God has put us on earth to love our neighbors and to show it, and he is omnipresent, even in India, to see how we are succeeding.

Annoyed with her son’s insulting opinion of India and Indians, Mrs. Moore attempts to defend India by claiming it is England’s prerogative to love India, because humans are called upon by God to love one another. Mrs. Moore is the only English character – including Fielding – to achieve a loving friendship with an Indian that is not tainted by race or politics. Of course, Mrs. Moore is not the image of perfection, and she has her faults and negative perspectives, but her friendship is so deeply felt and appreciated by Aziz that she even becomes a spiritual symbol of love to the Indians of Chandrapore after her death.

She was past marrying herself, even unhappily; her function was to help others, her reward to be informed that she was sympathetic. Elderly ladies must not expect more than this.

Mrs. Moore is restrained by a somewhat boring and limited existence. An older woman, much of her life would have been dictated by England’s strict patriarchal norms. Although the country has progressed in its view of women since Mrs. Moore’s youth, as evidenced by Adela’s generally liberated and intellectual lifestyle, Mrs. Moore is too old to get much benefit from the change. She is still shackled to her duties of getting her children married off. In this passage, Forster subtly comments on the unfairness of Mrs. Moore’s situation – there is clearly something in her that wants to question and learn more about the world beyond what she has believed her entire life, but she cannot escape her “function,” and dies before she can work through her existential questions.

But suddenly, at the edge of her mind, Religion appeared, poor little talkative Christianity, and she knew that all its divine words from “Let there be Light” to “It is finished” only amounted to “boum.”

Mrs.

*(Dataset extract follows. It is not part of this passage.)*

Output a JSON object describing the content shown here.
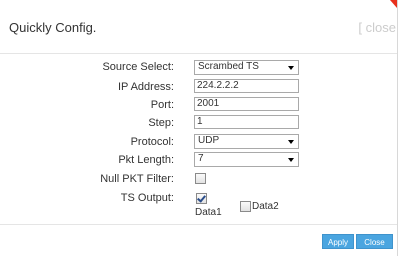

Moore has generally relied on Christianity and English domestic traditions to give her purpose, but her existential experience in the Marabar caves gives her a crisis of faith that sends her into a depressive spiral. She realizes that Christianity explains nothing, that it is all just a part of the meaningless noise that is humanity and our fruitless attempts to make sense of existence. This realization is difficult for Mrs. Moore to grapple with. Her newfound nihilism doesn’t free her from her trivial domestic duties, allowing her to chart a new direction in her life, but rather causes her to become apathetic about humans and their insignificance in the grand scheme of the universe.